Some people say that vaping helps them quit smoking cigarettes. But there’s limited evidence that vaping is effective for helping people quit. The Food and Drug Administration (FDA) does not recommend or approve the use of e-cigarettes as a quit smoking aid.

You may want to follow the advice of tobacco cessation experts who recommend other strategies and quitting aids.

Nicotine replacement therapy

Your doctor may suggest nicotine replacement therapy (NRT). NRT products help you wean yourself off nicotine. These products contain controlled amounts of nicotine, and you gradually decrease the amount you use over time. This helps to minimize the likelihood of unpleasant withdrawal effects.

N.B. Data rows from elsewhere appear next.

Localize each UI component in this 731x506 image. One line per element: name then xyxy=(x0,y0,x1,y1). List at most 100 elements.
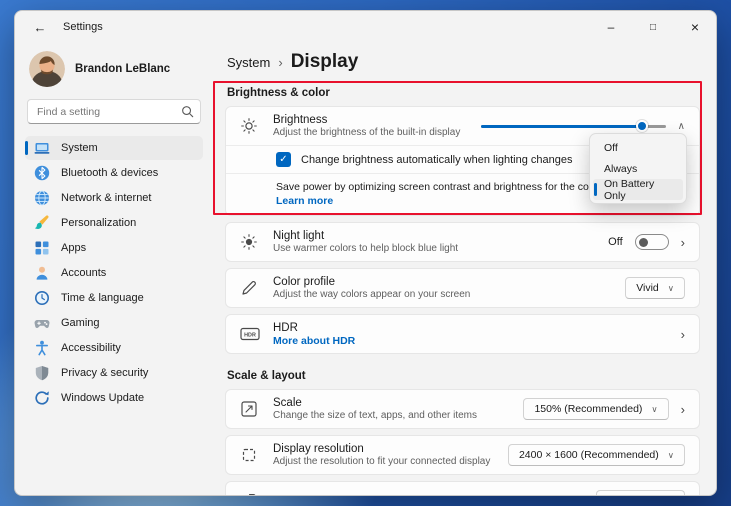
user-profile[interactable]: Brandon LeBlanc xyxy=(29,51,201,87)
titlebar[interactable]: ← Settings – □ × xyxy=(15,11,716,43)
color-profile-card: Color profile Adjust the way colors appe… xyxy=(225,268,700,308)
chevron-right-icon: › xyxy=(681,328,685,341)
sidebar-item-windows-update[interactable]: Windows Update xyxy=(25,386,203,410)
maximize-icon: □ xyxy=(650,22,656,33)
scale-title: Scale xyxy=(273,397,477,409)
hdr-title: HDR xyxy=(273,322,355,334)
color-profile-title: Color profile xyxy=(273,276,470,288)
avatar xyxy=(29,51,65,87)
night-light-toggle-label: Off xyxy=(608,236,622,248)
orientation-selected-value: Landscape xyxy=(607,495,658,496)
sidebar-item-personalization[interactable]: Personalization xyxy=(25,211,203,235)
sidebar-item-label: System xyxy=(61,142,98,154)
scale-card: Scale Change the size of text, apps, and… xyxy=(225,389,700,429)
night-light-title: Night light xyxy=(273,230,458,242)
night-light-icon xyxy=(240,233,260,251)
chevron-up-icon[interactable]: ∧ xyxy=(678,121,685,132)
color-profile-select[interactable]: Vivid ∨ xyxy=(625,277,685,299)
orientation-icon xyxy=(240,492,260,496)
minimize-button[interactable]: – xyxy=(590,11,632,43)
apps-grid-icon xyxy=(34,240,50,256)
search-input[interactable] xyxy=(27,99,201,124)
system-icon xyxy=(34,140,50,156)
sidebar-item-privacy-security[interactable]: Privacy & security xyxy=(25,361,203,385)
page-title: Display xyxy=(291,51,359,73)
svg-text:HDR: HDR xyxy=(244,333,256,339)
orientation-card: Display orientation Landscape ∨ xyxy=(225,481,700,496)
resolution-selected-value: 2400 × 1600 (Recommended) xyxy=(519,449,659,461)
sidebar-item-network-internet[interactable]: Network & internet xyxy=(25,186,203,210)
dropdown-option-off[interactable]: Off xyxy=(593,137,683,158)
search-icon xyxy=(181,105,194,118)
orientation-row: Display orientation Landscape ∨ xyxy=(226,482,699,496)
more-about-hdr-link[interactable]: More about HDR xyxy=(273,335,355,347)
clock-icon xyxy=(34,290,50,306)
main-content: System › Display Brightness & color Brig… xyxy=(211,43,716,496)
desktop-wallpaper: ← Settings – □ × xyxy=(0,0,731,506)
sidebar-item-label: Privacy & security xyxy=(61,367,148,379)
settings-window: ← Settings – □ × xyxy=(14,10,717,496)
update-arrows-icon xyxy=(34,390,50,406)
resolution-title: Display resolution xyxy=(273,443,490,455)
battery-dropdown-menu: Off Always On Battery Only xyxy=(589,133,687,204)
night-light-description: Use warmer colors to help block blue lig… xyxy=(273,243,458,254)
sidebar-item-label: Accounts xyxy=(61,267,106,279)
resolution-icon xyxy=(240,446,260,464)
sidebar-item-system[interactable]: System xyxy=(25,136,203,160)
scale-row[interactable]: Scale Change the size of text, apps, and… xyxy=(226,390,699,428)
breadcrumb-parent[interactable]: System xyxy=(227,52,270,73)
color-profile-row: Color profile Adjust the way colors appe… xyxy=(226,269,699,307)
sidebar-item-bluetooth-devices[interactable]: Bluetooth & devices xyxy=(25,161,203,185)
back-button[interactable]: ← xyxy=(29,16,51,38)
color-profile-description: Adjust the way colors appear on your scr… xyxy=(273,289,470,300)
scale-select[interactable]: 150% (Recommended) ∨ xyxy=(523,398,668,420)
learn-more-link[interactable]: Learn more xyxy=(276,195,333,207)
sidebar-item-accessibility[interactable]: Accessibility xyxy=(25,336,203,360)
night-light-toggle[interactable] xyxy=(635,234,669,250)
sidebar-item-gaming[interactable]: Gaming xyxy=(25,311,203,335)
night-light-row[interactable]: Night light Use warmer colors to help bl… xyxy=(226,223,699,261)
sidebar-item-accounts[interactable]: Accounts xyxy=(25,261,203,285)
window-controls: – □ × xyxy=(590,11,716,43)
shield-icon xyxy=(34,365,50,381)
sidebar-item-label: Windows Update xyxy=(61,392,144,404)
sidebar-item-apps[interactable]: Apps xyxy=(25,236,203,260)
dropdown-option-label: Always xyxy=(604,163,637,175)
scale-description: Change the size of text, apps, and other… xyxy=(273,410,477,421)
back-icon: ← xyxy=(34,20,47,35)
maximize-button[interactable]: □ xyxy=(632,11,674,43)
network-globe-icon xyxy=(34,190,50,206)
sidebar-item-time-language[interactable]: Time & language xyxy=(25,286,203,310)
chevron-down-icon: ∨ xyxy=(668,283,674,294)
dropdown-option-always[interactable]: Always xyxy=(593,158,683,179)
personalization-brush-icon xyxy=(34,215,50,231)
sidebar-item-label: Network & internet xyxy=(61,192,151,204)
breadcrumb: System › Display xyxy=(227,51,700,73)
resolution-select[interactable]: 2400 × 1600 (Recommended) ∨ xyxy=(508,444,685,466)
close-button[interactable]: × xyxy=(674,11,716,43)
chevron-down-icon: ∨ xyxy=(668,496,674,497)
sidebar-nav: System Bluetooth & devices Network & int… xyxy=(25,136,203,410)
bluetooth-icon xyxy=(34,165,50,181)
hdr-row[interactable]: HDR HDR More about HDR › xyxy=(226,315,699,353)
sidebar-item-label: Time & language xyxy=(61,292,144,304)
orientation-select[interactable]: Landscape ∨ xyxy=(596,490,685,496)
toggle-knob xyxy=(639,238,648,247)
scale-icon xyxy=(240,400,260,418)
auto-brightness-checkbox[interactable]: ✓ xyxy=(276,152,291,167)
chevron-right-icon: › xyxy=(278,52,282,73)
orientation-title: Display orientation xyxy=(273,495,368,496)
brightness-slider-thumb[interactable] xyxy=(636,120,648,132)
resolution-description: Adjust the resolution to fit your connec… xyxy=(273,456,490,467)
dropdown-option-on-battery-only[interactable]: On Battery Only xyxy=(593,179,683,200)
color-profile-pen-icon xyxy=(240,279,260,297)
brightness-title: Brightness xyxy=(273,114,460,126)
window-title: Settings xyxy=(63,21,103,33)
chevron-down-icon: ∨ xyxy=(651,404,657,415)
brightness-slider[interactable] xyxy=(481,119,666,133)
close-icon: × xyxy=(691,19,699,35)
night-light-card: Night light Use warmer colors to help bl… xyxy=(225,222,700,262)
accessibility-person-icon xyxy=(34,340,50,356)
brightness-slider-track[interactable] xyxy=(481,125,666,128)
brightness-slider-fill xyxy=(481,125,642,128)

Some over-the-counter NRT options include:

  • Skin patches. Applied to clean dry skin, transdermal nicotine patches slowly release a controlled dose of nicotine through your skin.
  • Lozenges. Similar to hard candy, the lozenges slowly dissolve in your mouth, releasing nicotine.
  • Chewing gum. As you chew, NRT gum releases nicotine, which is absorbed by the tissue inside your mouth.

Nicotine-free aids

Not everyone is a good candidate for a tobacco cessation treatment that uses nicotine. If you would prefer to avoid cessation aids that contain nicotine, there are medications your doctor can prescribe to help you quit.

Nicotine-free prescription medications include:

  • Chantix (varenicline tartrate)
  • Zyban (bupropion hydrochloride)

These prescription drugs work by altering the chemicals in your brain to help ease cravings and withdrawal symptoms.

However, like most medications, they can have side effects. Talk to your doctor about whether these products are appropriate for you.

JUUL pods include a variety of different ingredients, including nicotine. It’s estimated that the nicotine content in one JUUL pod is equivalent to about 20 cigarettes.

JUUL pods also include other ingredients such as propylene glycol, glycerine, and benzoic acid. Although JUUL doesn’t sell pods that contain THC, there are ways to hack a pod to add THC oils.

More research is needed to fully understand the potential impact that JUUL pods and other vaping products have on our health. But for now, most experts urge caution when using vaping products.